A MR feature that is not present in the PET, will have only a limited impact on the KEM reconstruction method. MR features which are not present in the PET data will lead to inappropriate PET basis functions, the coefficients for these basis functions are estimated from the PET data only. Therefore, provided such basis functions are located within homogeneous regions of the PET image, the additional MR features will not have an adverse impact on the reconstructed PET image. Similarly, for penalised methods, mismatching MR features will just cause constrained regions of smoothing in homogeneous PET regions.

Finally, for the case of PET and MR features that do not match, the PET data will be blurred by the MR-shaped basis functions. This issue can again be mitigated through the selection of parameters that produce small, compact basis functions, which can represent unique PET features.

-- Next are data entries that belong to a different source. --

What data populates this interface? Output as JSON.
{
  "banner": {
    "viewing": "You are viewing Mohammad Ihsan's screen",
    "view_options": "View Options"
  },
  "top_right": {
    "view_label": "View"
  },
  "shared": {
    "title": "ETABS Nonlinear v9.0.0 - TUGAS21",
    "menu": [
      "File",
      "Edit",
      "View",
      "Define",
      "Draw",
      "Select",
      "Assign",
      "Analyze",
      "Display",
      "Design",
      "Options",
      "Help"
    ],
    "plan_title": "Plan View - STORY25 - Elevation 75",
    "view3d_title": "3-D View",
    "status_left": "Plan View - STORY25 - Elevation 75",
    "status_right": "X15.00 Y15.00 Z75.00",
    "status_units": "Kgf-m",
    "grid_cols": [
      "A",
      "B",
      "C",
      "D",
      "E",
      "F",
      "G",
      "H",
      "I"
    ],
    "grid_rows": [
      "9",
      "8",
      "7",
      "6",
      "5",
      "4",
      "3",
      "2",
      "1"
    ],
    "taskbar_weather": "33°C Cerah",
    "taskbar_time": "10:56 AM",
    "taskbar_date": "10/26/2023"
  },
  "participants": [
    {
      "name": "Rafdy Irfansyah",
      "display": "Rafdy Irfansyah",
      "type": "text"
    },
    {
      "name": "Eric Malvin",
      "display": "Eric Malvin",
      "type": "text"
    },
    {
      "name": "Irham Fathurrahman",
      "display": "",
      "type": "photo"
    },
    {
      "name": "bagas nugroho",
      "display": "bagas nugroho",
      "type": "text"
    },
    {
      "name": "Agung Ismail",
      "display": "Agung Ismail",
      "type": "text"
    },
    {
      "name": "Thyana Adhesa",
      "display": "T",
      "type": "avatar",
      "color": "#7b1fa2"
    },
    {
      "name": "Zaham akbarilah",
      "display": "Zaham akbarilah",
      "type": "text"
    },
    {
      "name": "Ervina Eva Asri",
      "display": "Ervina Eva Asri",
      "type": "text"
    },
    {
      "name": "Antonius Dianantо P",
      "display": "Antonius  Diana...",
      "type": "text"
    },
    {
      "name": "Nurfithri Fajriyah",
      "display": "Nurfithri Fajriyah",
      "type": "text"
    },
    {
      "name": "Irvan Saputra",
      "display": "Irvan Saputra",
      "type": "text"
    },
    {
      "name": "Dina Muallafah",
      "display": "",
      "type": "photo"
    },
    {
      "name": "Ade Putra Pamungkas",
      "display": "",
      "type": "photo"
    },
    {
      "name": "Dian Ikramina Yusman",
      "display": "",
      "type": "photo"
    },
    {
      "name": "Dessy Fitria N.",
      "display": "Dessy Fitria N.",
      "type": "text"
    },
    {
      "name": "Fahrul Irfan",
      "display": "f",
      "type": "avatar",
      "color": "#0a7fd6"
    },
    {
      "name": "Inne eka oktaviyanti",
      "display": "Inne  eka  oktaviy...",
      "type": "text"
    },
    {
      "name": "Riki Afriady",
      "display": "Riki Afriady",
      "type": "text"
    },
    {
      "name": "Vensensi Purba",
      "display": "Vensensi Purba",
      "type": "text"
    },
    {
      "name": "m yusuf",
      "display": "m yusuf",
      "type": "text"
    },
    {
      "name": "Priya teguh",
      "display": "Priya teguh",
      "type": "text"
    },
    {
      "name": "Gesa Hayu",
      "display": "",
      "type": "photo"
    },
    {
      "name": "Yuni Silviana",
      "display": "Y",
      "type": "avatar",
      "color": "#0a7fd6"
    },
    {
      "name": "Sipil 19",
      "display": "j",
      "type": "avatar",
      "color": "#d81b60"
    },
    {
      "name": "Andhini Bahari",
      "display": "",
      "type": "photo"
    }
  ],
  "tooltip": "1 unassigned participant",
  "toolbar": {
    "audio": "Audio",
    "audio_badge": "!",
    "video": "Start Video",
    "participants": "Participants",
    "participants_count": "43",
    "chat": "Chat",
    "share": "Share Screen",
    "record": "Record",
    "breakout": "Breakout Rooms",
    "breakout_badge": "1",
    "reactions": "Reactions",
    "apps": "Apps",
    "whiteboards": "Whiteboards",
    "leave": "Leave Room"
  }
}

To extend the kernel method to other applications, such as oncology and non-FDG tracers would require these issues to be addressed.

IX. Conclusion

To summarise, the kernel method shows clear improvement in the retention of detail and reduction of noise for reduced dose reconstructions in comparison to MLEM. The kernel reconstruction of 10% of the data had comparable whole brain NRMSE to the MLEM reconstruction of 100% of the data (for simulated data, at 100 iterations). For regional metrics, the kernel method at reduced count levels (corresponding to reduced dose levels) attained a reduced coefficient of variation and more accurate mean values compared to MLEM. For real data, the KEM mean value of the right caudate for the different dose level reconstructed images (5%-100%) are within 5.7% of one another. Although reconstruction of reduced dose data with the kernel method leads to reduced noise and close quantitative correspondence to the full dose reconstruction, further assessment on clinical data is required to determine the level of dose reduction that can be routinely achieved whilst maintaining the diagnostic utility of the scan.